Until April 2011, the measure of prices used was the Retail Prices Index (RPI). However, in the June 2010 Budget, the Coalition Government announced that it was switching to the Consumer Prices Index (CPI). The change to using CPI aimed to use “a better representation of the way consumers change their consumption patterns in response to price changes.

CPI generally increases less quickly than RPI, which meant that the change to using CPI was expected to reduce the generosity of public service pensions and the cost of providing them. The change was unsuccessfully challenged in the courts by public service trade unions. The Government estimated in July 2021 that the switch to CPI (along with increases in member contributions over the three years from 2012 and structural reforms under the Public Service Pensions Act 2013) will save over £400 billion across the 50 years following their introduction (PDF).

RPI is still used by many defined benefit pension schemes in the private sector. In September 2019, the UK Statistics Authority said it intended to address shortcomings of the RPI by bringing the methodology for calculating it into line with that for CPIH (Consumer Price Inflation including owner occupier housing costs). Following consultation, HM Treasury announced in November 2020 that this would not happen before 2030. This issue is discussed in the Library briefing on Occupational pension increases.

GMP increases

Until April 2016, there were two elements of the State Pension: the basic State Pension, and the additional State Pension. People could choose to ‘contract out’ of the additional State Pension, which meant that they paid lower National Insurance contributions and instead received a higher pension from their occupational or private pension. Until April 2016, when the State Pension changed and contracting out ended, the main public service pension schemes were contracted-out of the additional State Pension. 
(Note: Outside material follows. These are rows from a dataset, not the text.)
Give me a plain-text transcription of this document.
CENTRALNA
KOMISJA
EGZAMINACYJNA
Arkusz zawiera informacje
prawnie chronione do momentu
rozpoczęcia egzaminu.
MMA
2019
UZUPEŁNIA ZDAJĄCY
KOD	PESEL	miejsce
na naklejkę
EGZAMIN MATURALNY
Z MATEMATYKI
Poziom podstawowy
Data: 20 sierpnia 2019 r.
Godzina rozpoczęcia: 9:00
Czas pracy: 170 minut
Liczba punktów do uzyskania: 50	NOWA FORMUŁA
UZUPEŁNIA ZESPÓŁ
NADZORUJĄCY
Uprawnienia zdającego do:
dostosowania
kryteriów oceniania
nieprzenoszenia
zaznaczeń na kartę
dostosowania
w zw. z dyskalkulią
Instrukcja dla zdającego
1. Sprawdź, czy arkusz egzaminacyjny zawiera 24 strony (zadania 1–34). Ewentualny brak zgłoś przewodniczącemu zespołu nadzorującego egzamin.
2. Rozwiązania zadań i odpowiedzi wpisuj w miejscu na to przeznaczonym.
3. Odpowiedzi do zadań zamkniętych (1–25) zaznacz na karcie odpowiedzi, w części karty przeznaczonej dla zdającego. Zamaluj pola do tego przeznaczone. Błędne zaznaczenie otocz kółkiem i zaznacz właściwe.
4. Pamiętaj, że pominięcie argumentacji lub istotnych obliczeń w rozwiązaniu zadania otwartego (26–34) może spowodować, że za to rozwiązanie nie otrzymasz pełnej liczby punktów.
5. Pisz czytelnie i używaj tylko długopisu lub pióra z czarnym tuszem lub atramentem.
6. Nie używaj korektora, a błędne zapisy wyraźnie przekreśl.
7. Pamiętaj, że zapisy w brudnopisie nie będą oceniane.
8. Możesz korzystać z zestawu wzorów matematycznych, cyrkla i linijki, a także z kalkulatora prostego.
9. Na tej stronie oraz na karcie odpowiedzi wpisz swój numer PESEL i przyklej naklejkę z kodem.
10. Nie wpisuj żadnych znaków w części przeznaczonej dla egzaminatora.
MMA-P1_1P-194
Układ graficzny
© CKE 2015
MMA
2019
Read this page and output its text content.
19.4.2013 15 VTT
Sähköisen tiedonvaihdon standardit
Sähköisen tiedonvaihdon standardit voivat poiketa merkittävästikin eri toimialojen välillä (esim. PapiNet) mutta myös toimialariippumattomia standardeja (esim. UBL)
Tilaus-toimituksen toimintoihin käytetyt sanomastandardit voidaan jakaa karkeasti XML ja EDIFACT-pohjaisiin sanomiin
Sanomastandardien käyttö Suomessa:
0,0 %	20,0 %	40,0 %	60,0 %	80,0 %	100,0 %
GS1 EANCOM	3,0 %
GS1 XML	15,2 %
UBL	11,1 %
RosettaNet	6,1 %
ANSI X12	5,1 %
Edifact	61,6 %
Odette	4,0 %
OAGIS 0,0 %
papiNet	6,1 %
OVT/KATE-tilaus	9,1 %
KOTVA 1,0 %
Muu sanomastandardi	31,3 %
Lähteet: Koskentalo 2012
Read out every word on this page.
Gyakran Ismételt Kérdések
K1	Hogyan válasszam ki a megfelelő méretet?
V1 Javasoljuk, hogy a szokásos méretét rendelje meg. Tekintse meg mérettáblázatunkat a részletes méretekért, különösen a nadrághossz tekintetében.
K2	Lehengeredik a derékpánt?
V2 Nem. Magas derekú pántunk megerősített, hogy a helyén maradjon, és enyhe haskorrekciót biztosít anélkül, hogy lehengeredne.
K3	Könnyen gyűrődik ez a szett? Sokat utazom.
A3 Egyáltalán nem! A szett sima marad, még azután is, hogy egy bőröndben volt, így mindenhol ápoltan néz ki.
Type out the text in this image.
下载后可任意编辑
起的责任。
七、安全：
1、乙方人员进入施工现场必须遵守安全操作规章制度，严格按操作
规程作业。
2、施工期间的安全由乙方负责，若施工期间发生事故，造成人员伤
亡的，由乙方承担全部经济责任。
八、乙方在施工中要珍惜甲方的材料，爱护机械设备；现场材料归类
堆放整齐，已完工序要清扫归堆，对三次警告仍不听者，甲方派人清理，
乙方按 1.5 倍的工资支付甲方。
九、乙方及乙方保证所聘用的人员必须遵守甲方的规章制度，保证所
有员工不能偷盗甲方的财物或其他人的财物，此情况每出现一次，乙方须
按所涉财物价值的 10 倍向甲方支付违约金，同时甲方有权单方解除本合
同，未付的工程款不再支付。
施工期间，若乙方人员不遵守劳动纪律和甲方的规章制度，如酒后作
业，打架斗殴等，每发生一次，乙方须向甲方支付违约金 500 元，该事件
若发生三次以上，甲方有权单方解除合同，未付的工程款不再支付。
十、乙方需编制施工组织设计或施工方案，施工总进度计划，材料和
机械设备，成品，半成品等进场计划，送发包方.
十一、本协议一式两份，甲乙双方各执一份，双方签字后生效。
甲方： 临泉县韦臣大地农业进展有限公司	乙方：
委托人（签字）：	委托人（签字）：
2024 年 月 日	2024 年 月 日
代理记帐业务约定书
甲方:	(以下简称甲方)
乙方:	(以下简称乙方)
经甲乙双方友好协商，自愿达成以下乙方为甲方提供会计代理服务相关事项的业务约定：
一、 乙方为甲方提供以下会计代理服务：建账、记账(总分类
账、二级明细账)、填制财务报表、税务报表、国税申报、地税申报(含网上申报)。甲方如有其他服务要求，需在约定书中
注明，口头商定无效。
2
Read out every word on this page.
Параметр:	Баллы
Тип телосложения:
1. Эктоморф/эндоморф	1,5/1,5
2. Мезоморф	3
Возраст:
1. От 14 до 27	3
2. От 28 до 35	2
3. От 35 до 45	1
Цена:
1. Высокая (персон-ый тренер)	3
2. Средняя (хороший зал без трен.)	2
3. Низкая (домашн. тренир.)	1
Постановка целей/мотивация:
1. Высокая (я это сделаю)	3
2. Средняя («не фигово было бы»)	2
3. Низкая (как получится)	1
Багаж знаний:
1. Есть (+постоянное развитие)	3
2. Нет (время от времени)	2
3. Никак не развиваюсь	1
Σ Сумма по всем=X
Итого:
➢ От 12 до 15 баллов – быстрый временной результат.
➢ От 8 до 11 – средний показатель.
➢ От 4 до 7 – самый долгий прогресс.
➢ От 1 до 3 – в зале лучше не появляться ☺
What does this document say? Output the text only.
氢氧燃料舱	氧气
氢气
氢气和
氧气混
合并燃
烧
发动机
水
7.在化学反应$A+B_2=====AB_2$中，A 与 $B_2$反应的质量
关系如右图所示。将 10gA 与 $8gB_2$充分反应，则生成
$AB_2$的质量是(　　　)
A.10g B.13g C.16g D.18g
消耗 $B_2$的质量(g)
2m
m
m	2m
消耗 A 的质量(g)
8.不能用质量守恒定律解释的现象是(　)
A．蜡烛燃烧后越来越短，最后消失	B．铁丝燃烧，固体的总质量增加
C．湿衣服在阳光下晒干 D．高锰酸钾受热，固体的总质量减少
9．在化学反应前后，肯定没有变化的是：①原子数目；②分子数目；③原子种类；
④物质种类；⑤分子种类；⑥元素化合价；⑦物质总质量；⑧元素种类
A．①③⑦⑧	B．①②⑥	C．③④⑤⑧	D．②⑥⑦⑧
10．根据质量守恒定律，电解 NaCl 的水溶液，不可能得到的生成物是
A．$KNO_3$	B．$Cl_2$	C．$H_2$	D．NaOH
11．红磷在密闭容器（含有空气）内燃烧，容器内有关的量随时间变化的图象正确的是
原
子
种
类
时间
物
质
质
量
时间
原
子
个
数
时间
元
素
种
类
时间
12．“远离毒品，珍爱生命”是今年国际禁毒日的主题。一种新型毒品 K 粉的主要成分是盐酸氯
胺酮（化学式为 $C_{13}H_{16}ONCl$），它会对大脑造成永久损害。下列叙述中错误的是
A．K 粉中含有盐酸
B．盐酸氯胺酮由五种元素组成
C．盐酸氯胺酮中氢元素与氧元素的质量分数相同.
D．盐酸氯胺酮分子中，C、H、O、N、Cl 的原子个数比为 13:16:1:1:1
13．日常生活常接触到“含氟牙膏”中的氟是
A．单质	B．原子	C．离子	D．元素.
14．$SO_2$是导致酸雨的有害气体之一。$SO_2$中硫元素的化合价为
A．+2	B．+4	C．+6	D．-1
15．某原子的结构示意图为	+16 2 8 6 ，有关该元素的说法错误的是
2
Between 1978 and 1997, one of the conditions of contracting-out was that the scheme provided a Guaranteed Minimum Pension (GMP). This was designed to ensure that individuals were not worse off as a result of having contracted-out. There was a complex arrangement for ensuring that the GMP was increased each year– with the pension scheme responsible for indexing part of it and the rest of it effectively delivered through the additional State Pension. For public servants, there were special arrangements to ensure that public servants received indexation on their GMP, while preventing double increases.

With the introduction of the new State Pension in April 2016, the additional State Pension (which formed part of these arrangements) was removed. While it looked for a permanent solution, in November 2016 the Government put in place temporary arrangements, committing to full indexation of GMPs earned in public service for people who reach State Pension before April 2021. In March 2021, the Government said in a statement that it would make full indexation the permanent solution.